Tuesday, November 18, 2014

Where has she been?

That may be what some of you are asking, gentle readers. Well, since leaving the hospital last month, I've continued to receive ECT treatments while I attempt to "live life". I put that in quotes because I really have no idea what I'm doing.  I've stayed in touch with friends, gone back to my job, am doing a little singing, and am somehow managing to sort of keep my house clean.

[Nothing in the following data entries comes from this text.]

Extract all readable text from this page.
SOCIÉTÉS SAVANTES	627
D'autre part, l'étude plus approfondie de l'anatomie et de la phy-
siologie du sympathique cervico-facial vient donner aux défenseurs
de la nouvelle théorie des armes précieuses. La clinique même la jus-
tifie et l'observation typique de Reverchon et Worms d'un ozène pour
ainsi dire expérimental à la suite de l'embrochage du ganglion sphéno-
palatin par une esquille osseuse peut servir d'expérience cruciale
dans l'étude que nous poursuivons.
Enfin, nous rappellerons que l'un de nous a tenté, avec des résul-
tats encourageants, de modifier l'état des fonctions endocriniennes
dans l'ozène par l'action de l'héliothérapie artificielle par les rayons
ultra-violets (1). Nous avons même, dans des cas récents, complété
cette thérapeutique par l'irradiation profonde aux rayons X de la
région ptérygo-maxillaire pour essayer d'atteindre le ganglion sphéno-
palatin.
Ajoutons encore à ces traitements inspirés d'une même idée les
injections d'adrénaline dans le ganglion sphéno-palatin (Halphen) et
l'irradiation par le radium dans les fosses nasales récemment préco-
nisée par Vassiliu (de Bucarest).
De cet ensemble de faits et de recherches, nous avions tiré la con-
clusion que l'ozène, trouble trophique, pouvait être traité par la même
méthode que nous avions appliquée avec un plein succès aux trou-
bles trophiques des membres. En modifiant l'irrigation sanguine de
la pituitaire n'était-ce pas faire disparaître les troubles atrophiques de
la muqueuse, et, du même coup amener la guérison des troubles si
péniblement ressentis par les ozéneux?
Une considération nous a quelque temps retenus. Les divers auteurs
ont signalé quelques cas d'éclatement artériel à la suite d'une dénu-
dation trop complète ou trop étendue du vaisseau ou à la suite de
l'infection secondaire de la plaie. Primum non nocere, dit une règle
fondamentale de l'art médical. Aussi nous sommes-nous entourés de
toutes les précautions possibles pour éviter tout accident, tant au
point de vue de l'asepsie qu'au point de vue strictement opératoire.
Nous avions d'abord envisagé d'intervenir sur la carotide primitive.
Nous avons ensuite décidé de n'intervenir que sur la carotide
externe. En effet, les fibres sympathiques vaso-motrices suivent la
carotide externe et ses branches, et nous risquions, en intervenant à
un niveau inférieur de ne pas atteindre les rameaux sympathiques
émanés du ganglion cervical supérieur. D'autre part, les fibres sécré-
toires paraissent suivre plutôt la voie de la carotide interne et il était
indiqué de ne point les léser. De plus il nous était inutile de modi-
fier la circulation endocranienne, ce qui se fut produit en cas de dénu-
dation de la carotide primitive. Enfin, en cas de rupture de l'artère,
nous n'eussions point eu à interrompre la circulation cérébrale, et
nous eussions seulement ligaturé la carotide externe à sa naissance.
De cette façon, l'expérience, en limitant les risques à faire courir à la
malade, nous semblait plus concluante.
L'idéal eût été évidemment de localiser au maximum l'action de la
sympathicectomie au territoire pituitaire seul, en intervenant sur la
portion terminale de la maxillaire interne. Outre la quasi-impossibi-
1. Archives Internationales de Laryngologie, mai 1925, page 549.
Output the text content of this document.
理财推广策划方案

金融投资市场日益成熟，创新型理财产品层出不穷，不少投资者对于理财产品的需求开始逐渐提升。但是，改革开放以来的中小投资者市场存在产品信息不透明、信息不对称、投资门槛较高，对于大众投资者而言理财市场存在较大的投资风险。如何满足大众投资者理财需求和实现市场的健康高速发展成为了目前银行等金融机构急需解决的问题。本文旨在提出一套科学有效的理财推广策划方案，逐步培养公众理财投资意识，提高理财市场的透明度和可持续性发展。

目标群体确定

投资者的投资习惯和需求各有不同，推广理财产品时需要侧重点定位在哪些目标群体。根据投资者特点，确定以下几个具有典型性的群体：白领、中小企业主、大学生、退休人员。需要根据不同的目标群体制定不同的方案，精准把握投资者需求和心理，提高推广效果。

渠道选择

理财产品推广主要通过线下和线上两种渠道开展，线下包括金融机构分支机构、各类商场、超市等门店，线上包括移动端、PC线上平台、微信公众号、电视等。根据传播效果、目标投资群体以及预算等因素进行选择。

ECT is no joke. The anesthesia is hard to take; I'm a zombie after every treatment. The thing that's really bothering me now is that I'm no longer getting a good effect from the treatments anymore. The medication I'm on is doing no good. I'm holding myself together with spit and bailing wire. 

But there is a difference this go-around. I REFUSE to let this lick me. Meds and therapies may not be helping this time, but my attitude remains forward-thinking and positive. I say rosaries to get me through the worst of the crying jags, and I am hell-bent on getting my work done with a smile on my face.

I know I have some decisions to make: should I continue with ECT? Should I be trying another med?another doctor? One thing is for sure: I'm doing this OUTSIDE OF A HOSPITAL. I will not be defeated, I will not let the depression take over.

So again the question is asked: Where has she been? The answer is actually that until the other day, I'd forgotten I even had a blog. Thanks, ECT.

Well now I've remembered, and I hope you'll hear a lot more from me in the coming months!